Тяжелая доля Долиняка — стоять на дне жизни, с его тяжестью и основательностью не поддаваясь ни приливам, ни отливам. Его мрачная стойкость, его полное отрицание каких-либо уступок выработалось в тяжкие годы застоя. Прожить долгие десятилетия, и при этом много писать — и ни на миллиметр не дрогнуть, не покачнуться в сторону лжи или просто небольшого хотя бы приукрашивания, выстоять, ни на что не надеясь, — в этом и состоит подвиг Долиняка, который мы можем оценить только теперь, когда при опускании пены стали появляться одна за другой его тяжелые, как камни, повести.
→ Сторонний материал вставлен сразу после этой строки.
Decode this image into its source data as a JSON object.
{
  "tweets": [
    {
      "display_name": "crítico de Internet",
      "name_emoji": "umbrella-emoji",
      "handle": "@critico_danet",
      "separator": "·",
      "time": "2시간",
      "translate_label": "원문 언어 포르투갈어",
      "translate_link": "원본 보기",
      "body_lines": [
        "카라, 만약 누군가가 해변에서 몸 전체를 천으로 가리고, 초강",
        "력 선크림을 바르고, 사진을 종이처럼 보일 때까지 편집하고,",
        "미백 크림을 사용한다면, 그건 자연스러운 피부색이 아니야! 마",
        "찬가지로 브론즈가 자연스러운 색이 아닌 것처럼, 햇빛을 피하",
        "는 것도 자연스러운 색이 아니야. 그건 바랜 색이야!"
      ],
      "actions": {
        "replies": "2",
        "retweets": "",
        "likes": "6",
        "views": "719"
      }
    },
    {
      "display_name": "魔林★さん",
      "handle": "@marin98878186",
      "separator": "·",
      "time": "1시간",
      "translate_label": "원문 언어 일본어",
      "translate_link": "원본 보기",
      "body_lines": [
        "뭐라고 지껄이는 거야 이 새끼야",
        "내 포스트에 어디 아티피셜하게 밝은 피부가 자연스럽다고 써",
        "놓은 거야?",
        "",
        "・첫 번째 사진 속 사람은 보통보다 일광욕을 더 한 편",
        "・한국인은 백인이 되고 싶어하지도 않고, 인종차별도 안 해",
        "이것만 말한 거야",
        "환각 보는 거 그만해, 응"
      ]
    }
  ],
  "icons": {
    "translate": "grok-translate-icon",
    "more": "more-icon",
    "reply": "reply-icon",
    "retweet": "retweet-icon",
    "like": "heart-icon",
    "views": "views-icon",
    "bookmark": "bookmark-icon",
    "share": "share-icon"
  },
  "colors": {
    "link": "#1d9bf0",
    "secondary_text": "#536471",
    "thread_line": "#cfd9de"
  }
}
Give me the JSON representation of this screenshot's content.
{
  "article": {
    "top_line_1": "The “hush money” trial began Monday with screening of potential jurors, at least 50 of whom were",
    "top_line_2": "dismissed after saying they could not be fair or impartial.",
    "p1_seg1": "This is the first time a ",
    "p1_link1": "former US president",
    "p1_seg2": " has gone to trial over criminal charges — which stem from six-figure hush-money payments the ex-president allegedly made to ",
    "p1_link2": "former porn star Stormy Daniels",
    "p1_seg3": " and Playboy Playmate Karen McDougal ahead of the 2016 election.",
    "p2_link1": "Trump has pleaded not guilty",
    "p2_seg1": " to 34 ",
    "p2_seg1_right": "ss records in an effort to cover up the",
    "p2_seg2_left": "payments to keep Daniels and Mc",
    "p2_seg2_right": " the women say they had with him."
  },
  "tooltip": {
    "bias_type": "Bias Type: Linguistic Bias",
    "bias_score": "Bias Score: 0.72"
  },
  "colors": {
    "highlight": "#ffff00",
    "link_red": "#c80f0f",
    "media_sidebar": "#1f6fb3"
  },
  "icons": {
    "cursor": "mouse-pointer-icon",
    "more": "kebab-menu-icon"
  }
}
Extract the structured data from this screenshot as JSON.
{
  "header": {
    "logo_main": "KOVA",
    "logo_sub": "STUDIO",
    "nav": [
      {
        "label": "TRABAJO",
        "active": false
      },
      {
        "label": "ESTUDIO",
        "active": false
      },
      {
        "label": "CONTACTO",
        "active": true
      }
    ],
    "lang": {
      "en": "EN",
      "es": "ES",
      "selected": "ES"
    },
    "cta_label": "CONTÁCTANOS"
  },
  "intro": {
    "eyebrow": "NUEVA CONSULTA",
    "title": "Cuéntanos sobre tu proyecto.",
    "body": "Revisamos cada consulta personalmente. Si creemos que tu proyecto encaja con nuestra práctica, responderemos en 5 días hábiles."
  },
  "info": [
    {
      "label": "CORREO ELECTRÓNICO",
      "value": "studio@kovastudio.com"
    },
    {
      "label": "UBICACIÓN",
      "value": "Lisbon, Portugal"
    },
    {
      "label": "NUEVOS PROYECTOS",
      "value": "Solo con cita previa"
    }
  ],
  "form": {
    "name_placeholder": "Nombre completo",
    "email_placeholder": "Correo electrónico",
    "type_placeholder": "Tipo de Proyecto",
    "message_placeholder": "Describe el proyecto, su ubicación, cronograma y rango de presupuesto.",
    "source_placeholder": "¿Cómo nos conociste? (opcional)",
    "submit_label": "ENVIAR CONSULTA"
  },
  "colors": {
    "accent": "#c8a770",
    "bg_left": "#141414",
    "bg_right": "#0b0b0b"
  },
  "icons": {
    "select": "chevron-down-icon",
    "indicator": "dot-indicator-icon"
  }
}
Помню, как, молчаливый и мрачный, он появился, наконец, в писательской компания и долго недоверчиво приглядывался. Помню, первый рассказ, прочитанный им вслух, назывался «Прогулка в дурное общество» — о райкомовском лекторе, который после отвратительно-лживой «беседы с трудящимися» напарывается на заводских хулиганов, погибает и оказывается... в аду. Сразу же поражала авторская мрачная ярость — ни одной лазейки для спасения грешника он не находил. Лгал — гори в аду!

Потом, опять же в рукописи (публикация еще была невозможна), появилась повесть «Подлянка» (не напечатана и сейчас), в которой молодой главарь ворующей и буйно гуляющей овощебазы обретает возмездие (и страдание, а значит, и очищение) еще на этом свете. Оказывается, что настоящая любовь, которая вдруг сваливается на него, как божья кара и очищение, не подвластна никаким зверским методам, которыми он добивался всего, — она абсолютно отдельна, нематериальна — и недоступна той грязи, в которой он вымарал уже все. Помню, какое сильное, горькое и одновременно светлое ощущение оставила эта повесть. Много писателей жило тогда, да и сейчас живет в Питере — но кто еще может так?